Good News! Jesus did not come to establish this false peace. He is not afraid of provoking a crisis. He pierces the gold-beater's skin. He pierces the abscess. It is better to be alive, even when that life is lived in a conflict situation! When tensions are revealed, the need for discussion becomes evident and calls for explanations.

The word of Jesus is sharpened like a two-edged sword. It penetrates the joints and the inmost recesses of the heart. It distinguishes between false and authentic peace, between true and false unions.

Among these false unions, are all those unhealthy associations, groups turned in on themselves, who sooner or later experience a salutary break-up. Relationships of dependence which one day or other will be reversed... fawning affections, which reduce the other to the status of object. How could the Gospel of life respect these sad associations, exclusive clubs, collective ego trips?

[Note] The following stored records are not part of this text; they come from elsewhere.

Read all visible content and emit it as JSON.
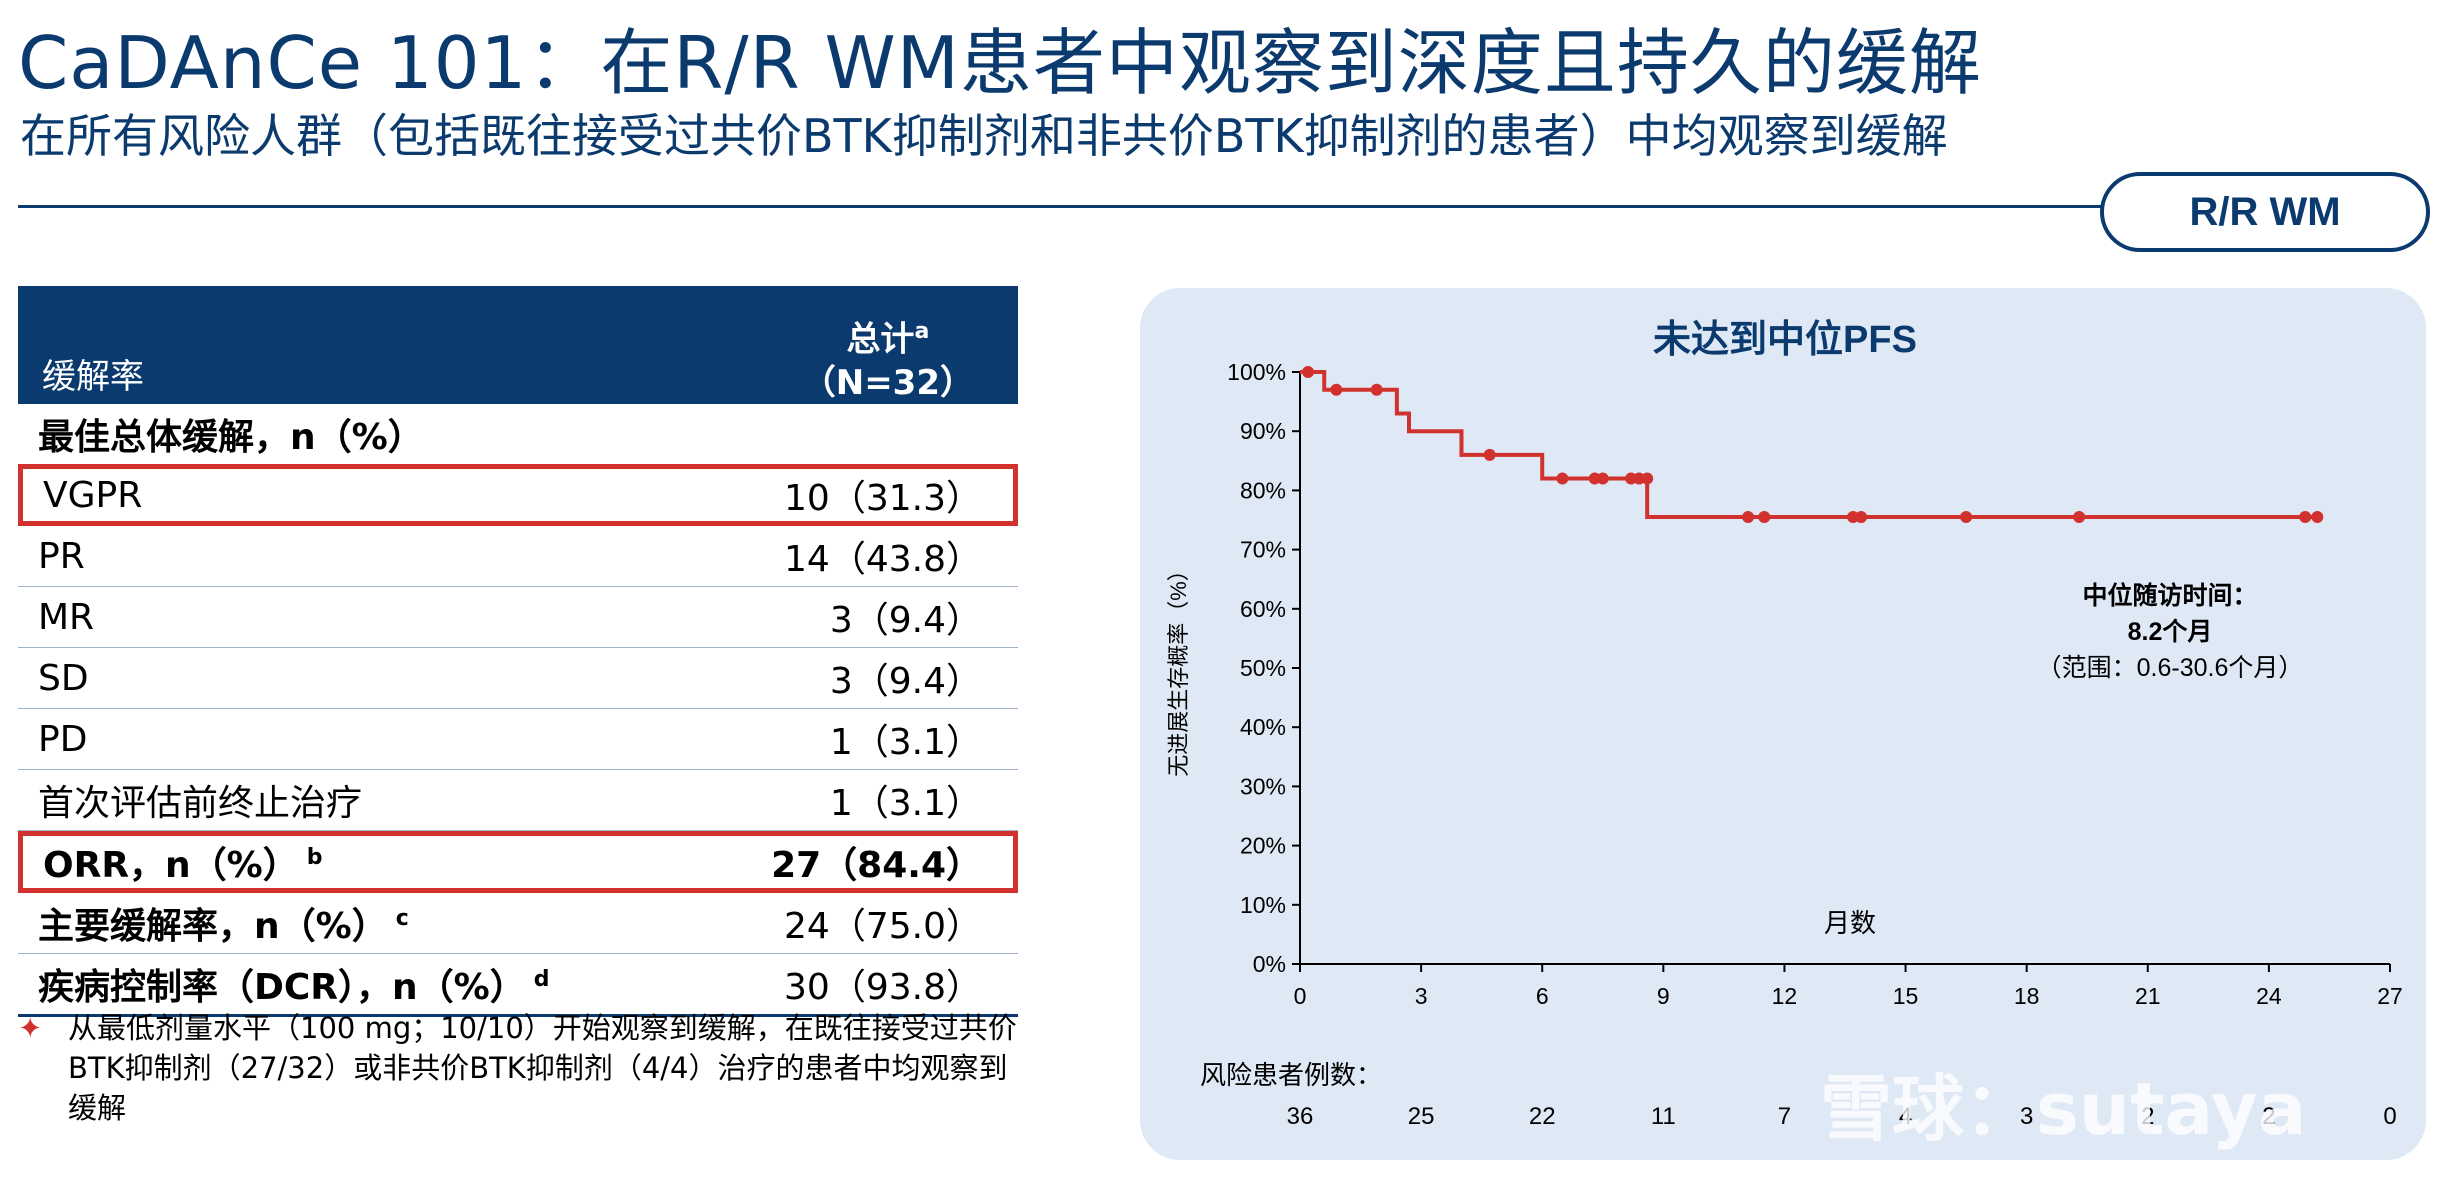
{
  "header": {
    "title": "CaDAnCe 101：在R/R WM患者中观察到深度且持久的缓解",
    "subtitle": "在所有风险人群（包括既往接受过共价BTK抑制剂和非共价BTK抑制剂的患者）中均观察到缓解",
    "badge": "R/R WM"
  },
  "table": {
    "col1_header": "缓解率",
    "col2_header_line1": "总计",
    "col2_header_sup": "a",
    "col2_header_line2": "（N=32）",
    "section_label": "最佳总体缓解，n（%）",
    "rows": [
      {
        "label": "VGPR",
        "value": "10（31.3）",
        "sup": ""
      },
      {
        "label": "PR",
        "value": "14（43.8）",
        "sup": ""
      },
      {
        "label": "MR",
        "value": "3（9.4）",
        "sup": ""
      },
      {
        "label": "SD",
        "value": "3（9.4）",
        "sup": ""
      },
      {
        "label": "PD",
        "value": "1（3.1）",
        "sup": ""
      },
      {
        "label": "首次评估前终止治疗",
        "value": "1（3.1）",
        "sup": ""
      },
      {
        "label": "ORR，n（%）",
        "value": "27（84.4）",
        "sup": "b"
      },
      {
        "label": "主要缓解率，n（%）",
        "value": "24（75.0）",
        "sup": "c"
      },
      {
        "label": "疾病控制率（DCR），n（%）",
        "value": "30（93.8）",
        "sup": "d"
      }
    ]
  },
  "footnote": {
    "bullet": "✦",
    "text": "从最低剂量水平（100 mg；10/10）开始观察到缓解，在既往接受过共价BTK抑制剂（27/32）或非共价BTK抑制剂（4/4）治疗的患者中均观察到缓解"
  },
  "chart_data": {
    "type": "line",
    "title": "未达到中位PFS",
    "xlabel": "月数",
    "ylabel": "无进展生存概率（%）",
    "xlim": [
      0,
      27
    ],
    "ylim": [
      0,
      100
    ],
    "x_ticks": [
      0,
      3,
      6,
      9,
      12,
      15,
      18,
      21,
      24,
      27
    ],
    "y_ticks": [
      0,
      10,
      20,
      30,
      40,
      50,
      60,
      70,
      80,
      90,
      100
    ],
    "y_tick_labels": [
      "0%",
      "10%",
      "20%",
      "30%",
      "40%",
      "50%",
      "60%",
      "70%",
      "80%",
      "90%",
      "100%"
    ],
    "color": "#d2322d",
    "step_x": [
      0,
      0.6,
      2.4,
      2.7,
      4.0,
      6.0,
      8.6,
      25.3
    ],
    "step_y": [
      100,
      97,
      93,
      90,
      86,
      82,
      75.5,
      75.5
    ],
    "censor_x": [
      0.2,
      0.9,
      1.9,
      4.7,
      6.5,
      7.3,
      7.5,
      8.2,
      8.4,
      8.6,
      11.1,
      11.5,
      13.7,
      13.9,
      16.5,
      19.3,
      24.9,
      25.2
    ],
    "censor_y": [
      100,
      97,
      97,
      86,
      82,
      82,
      82,
      82,
      82,
      82,
      75.5,
      75.5,
      75.5,
      75.5,
      75.5,
      75.5,
      75.5,
      75.5
    ],
    "annotation": {
      "line1": "中位随访时间：",
      "line2": "8.2个月",
      "line3": "（范围：0.6-30.6个月）"
    },
    "risk_table": {
      "label": "风险患者例数：",
      "months": [
        0,
        3,
        6,
        9,
        12,
        15,
        18,
        21,
        24,
        27
      ],
      "counts": [
        "36",
        "25",
        "22",
        "11",
        "7",
        "4",
        "3",
        "2",
        "2",
        "0"
      ]
    }
  },
  "watermark": "雪球：sutaya"
}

And then there are those "sacred unions". These too are unhealthy because they are violent and entirely pervaded with the logic of exclusion. They are nourished by hatred: rejection of the other, of the one who is different, of anyone who is not "family", of the tribe, or the clan; hatred of the Jew, of the Palestinian...

For if we examine it well, the problem is not confined solely to families, but extends to the majority of human groupings: their union is cemented by opposition. This is manifest in rivalry between businesses, between sport teams, between convents, provinces, congregations, between different confessions, different religions, and the union among nations is forged in opposition to a common enemy. There is thus in humanity a kind of permanent lynching.

This is why the word of life acts like a fire. The fire which purifies, and calls us to live and to love in truth. To improve our loving! To live in true solidarity which is open to others, to all peoples. The Gospel calls us to be reborn into a family which knows no frontiers.

The family, like all that is natural, has to die. It must die in order to rise as a universal family, that of the sons and daughters of God. "Who is my mother, who are my sisters and my brothers?" asks Jesus. Those who put God's Word into practice. Mary keeps nothing for herself, not even her maternity. Everything is shared.

On the Cross, Jesus points out the disciple he loved, that is to say the model disciple, the archetype, the disciple who has no name, for his name is yours: "Woman, behold thy son, son, behold thy mother!"